Sparse-dense hybrid IoU rewards address the engineering hurdle of sparse signals slowing convergence. This approach can be reused in any task using sparse spatial metrics as RL rewards.
Prompting for disease names rather than ABCD options is a counter-intuitive but effective detail. The semantic information of the labels themselves aids learning, suggesting that output space design affects convergence in medical RL.

Limitations & Future Work¶

Localization ceiling: The authors acknowledge that VLMs are not naturally suited for precise localization; even with IoU optimization, predicted boxes tend to be too large.
Small data scale and single-center risk: The test set has only 30 cases per class, and CAM training relies on only 146 samples. The statistical robustness of the tail findings needs validation with larger samples ⚠️; cross-center generalization remains untested.
Heavy reliance on o3 and experts: Generating cold-start templates via OpenAI o3 and clinical quality control poses reproduction and cost challenges.
Future Directions: The authors aim to expand the VLM into a medical agent with external tools and extend the TS quota mechanism to more disease categories and longer-tail scenarios.

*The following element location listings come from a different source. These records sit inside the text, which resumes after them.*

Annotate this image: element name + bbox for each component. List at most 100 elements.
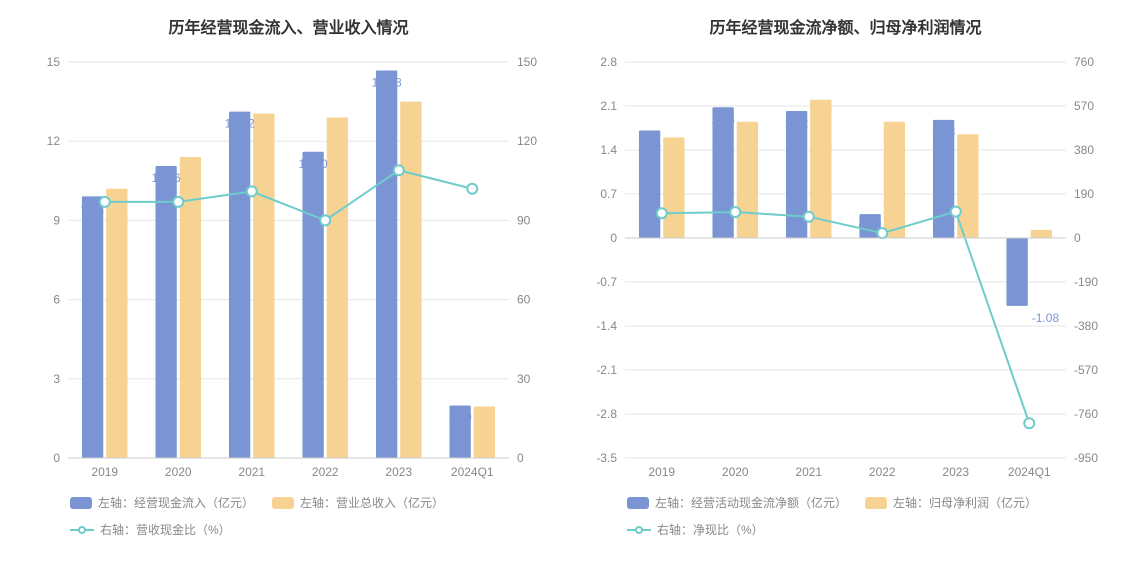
chart-right: -3.5-2.8-2.1-1.4-0.700.71.42.12.8-950-76…: [577, 48, 1114, 488]
legend-label: 左轴：经营现金流入（亿元）: [98, 494, 254, 511]
panel-right: 历年经营现金流净额、归母净利润情况 -3.5 -2.8 -2.1 -1.4 -0.7 0 0…: [577, 8, 1114, 538]
x-tick-label: 2019: [648, 465, 675, 479]
legend-swatch-icon: [627, 524, 651, 536]
svg-text:30: 30: [517, 372, 531, 386]
marker-ratio: [467, 184, 477, 194]
bar-revenue: [106, 189, 127, 458]
legend-label: 左轴：经营活动现金流净额（亿元）: [655, 494, 847, 511]
svg-text:0: 0: [1074, 231, 1081, 245]
marker-ratio: [173, 197, 183, 207]
marker-ratio: [247, 186, 257, 196]
bar-net_profit: [884, 122, 905, 238]
svg-text:-1.4: -1.4: [596, 319, 617, 333]
svg-text:-380: -380: [1074, 319, 1098, 333]
chart-right-svg: -3.5-2.8-2.1-1.4-0.700.71.42.12.8-950-76…: [577, 48, 1114, 488]
marker-net_ratio: [951, 207, 961, 217]
svg-text:-0.7: -0.7: [596, 275, 617, 289]
x-tick-label: 2020: [722, 465, 749, 479]
bar-revenue: [253, 113, 274, 458]
legend-swatch-icon: [627, 497, 649, 509]
svg-text:9: 9: [53, 213, 60, 227]
svg-text:0: 0: [53, 451, 60, 465]
svg-text:3: 3: [53, 372, 60, 386]
bar-revenue: [327, 117, 348, 458]
svg-text:15: 15: [47, 55, 61, 69]
x-tick-label: 2020: [165, 465, 192, 479]
x-tick-label: 2019: [91, 465, 118, 479]
marker-net_ratio: [657, 208, 667, 218]
legend-label: 右轴：净现比（%）: [657, 521, 764, 538]
bar-cash_inflow: [376, 70, 397, 458]
svg-text:12: 12: [47, 134, 61, 148]
bar-label: 11.06: [152, 171, 181, 185]
legend-item-net_profit[interactable]: 左轴：归母净利润（亿元）: [865, 494, 1037, 511]
legend-swatch-icon: [272, 497, 294, 509]
svg-text:2.8: 2.8: [600, 55, 617, 69]
svg-text:-2.8: -2.8: [596, 407, 617, 421]
legend-label: 左轴：营业总收入（亿元）: [300, 494, 444, 511]
bar-net_profit: [663, 137, 684, 238]
legend-swatch-icon: [865, 497, 887, 509]
chart-left-legend: 左轴：经营现金流入（亿元） 左轴：营业总收入（亿元） 右轴：营收现金比（%）: [20, 488, 557, 538]
bar-revenue: [400, 102, 421, 458]
svg-text:190: 190: [1074, 187, 1094, 201]
bar-net_profit: [1031, 230, 1052, 238]
x-tick-label: 2023: [385, 465, 412, 479]
bar-cash_inflow: [229, 112, 250, 458]
svg-text:-760: -760: [1074, 407, 1098, 421]
marker-net_ratio: [877, 228, 887, 238]
marker-net_ratio: [804, 212, 814, 222]
svg-text:6: 6: [53, 293, 60, 307]
svg-text:1.4: 1.4: [600, 143, 617, 157]
x-tick-label: 2024Q1: [1008, 465, 1051, 479]
chart-left: 0369121503060901201509.9111.0613.1211.60…: [20, 48, 557, 488]
svg-text:760: 760: [1074, 55, 1094, 69]
svg-text:-3.5: -3.5: [596, 451, 617, 465]
legend-item-net_ratio[interactable]: 右轴：净现比（%）: [627, 521, 764, 538]
legend-item-cash_inflow[interactable]: 左轴：经营现金流入（亿元）: [70, 494, 254, 511]
svg-text:570: 570: [1074, 99, 1094, 113]
x-tick-label: 2022: [869, 465, 896, 479]
chart-left-svg: 0369121503060901201509.9111.0613.1211.60…: [20, 48, 557, 488]
bar-label: 2.08: [711, 112, 735, 126]
bar-label: 14.68: [372, 75, 402, 89]
chart-right-title: 历年经营现金流净额、归母净利润情况: [577, 14, 1114, 38]
marker-net_ratio: [1024, 418, 1034, 428]
svg-text:0: 0: [517, 451, 524, 465]
legend-label: 右轴：营收现金比（%）: [100, 521, 231, 538]
legend-item-revenue[interactable]: 左轴：营业总收入（亿元）: [272, 494, 444, 511]
bar-cash_inflow: [302, 152, 323, 458]
svg-text:2.1: 2.1: [600, 99, 617, 113]
bar-label: 1.99: [448, 410, 472, 424]
marker-ratio: [320, 215, 330, 225]
bar-label: 13.12: [225, 117, 255, 131]
x-tick-label: 2022: [312, 465, 339, 479]
bar-net_cashflow: [712, 107, 733, 238]
svg-text:0.7: 0.7: [600, 187, 617, 201]
bar-net_cashflow: [1006, 238, 1027, 306]
legend-item-net_cashflow[interactable]: 左轴：经营活动现金流净额（亿元）: [627, 494, 847, 511]
legend-item-ratio[interactable]: 右轴：营收现金比（%）: [70, 521, 231, 538]
svg-text:-570: -570: [1074, 363, 1098, 377]
dashboard: 历年经营现金流入、营业收入情况 0369121503060901201509.9…: [0, 0, 1134, 546]
svg-text:0: 0: [610, 231, 617, 245]
svg-text:60: 60: [517, 293, 531, 307]
marker-ratio: [100, 197, 110, 207]
line-net_ratio: [662, 212, 1030, 424]
x-tick-label: 2021: [795, 465, 822, 479]
bar-label: 2.02: [785, 116, 809, 130]
svg-text:120: 120: [517, 134, 537, 148]
x-tick-label: 2021: [238, 465, 265, 479]
legend-swatch-icon: [70, 524, 94, 536]
chart-right-legend: 左轴：经营活动现金流净额（亿元） 左轴：归母净利润（亿元） 右轴：净现比（%）: [577, 488, 1114, 538]
bar-label: -1.08: [1032, 311, 1060, 325]
svg-text:-190: -190: [1074, 275, 1098, 289]
legend-swatch-icon: [70, 497, 92, 509]
x-tick-label: 2023: [942, 465, 969, 479]
svg-text:-2.1: -2.1: [596, 363, 617, 377]
marker-ratio: [394, 165, 404, 175]
chart-left-title: 历年经营现金流入、营业收入情况: [20, 14, 557, 38]
bar-label: 1.88: [932, 125, 956, 139]
bar-cash_inflow: [155, 166, 176, 458]
panel-left: 历年经营现金流入、营业收入情况 0369121503060901201509.9…: [20, 8, 557, 538]
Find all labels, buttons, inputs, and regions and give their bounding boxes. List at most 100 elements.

vs. GRPO / MedVLM-R1: These RL post-training methods are dominated by majority classes and suffer from sparse rewards for rare classes. CMR-RD uses GPPO to decompose RL into phases and uses TS for dynamic reapportionment—essentially adding a long-tail adaptive wrapper to GRPO.
vs. Static Long-Tail Methods: Static strategies do not adjust as training progresses. CMR-RD's TS quotas update online, and Table 2 proves that dynamic sampling consistently outperforms static balancing for rare categories.
vs. General/Medical VLMs: Other models lack CMR-specific alignment and verifiable reasoning. CMR-RD uses medical alignment and CoT cold start for domain priors and anchors descriptions to lesions through IoU grounding.

Rating¶

Novelty: ⭐⭐⭐⭐ First VLM for explainable CMR diagnosis; the combination of TS dynamic quotas and lesion grounding is novel, though the GRPO framework is established.
Experimental Thoroughness: ⭐⭐⭐ Detailed category comparisons and ablation studies, but limited by small test sets (30/class) and single-center data.
Writing Quality: ⭐⭐⭐⭐ Clear logic from motivation to experiment; GPPO formulas and reward designs are well-explained.
Value: ⭐⭐⭐⭐ Addresses high-clinical-value rare disease diagnosis in CMR; explainable diagnostic chains have practical clinical significance.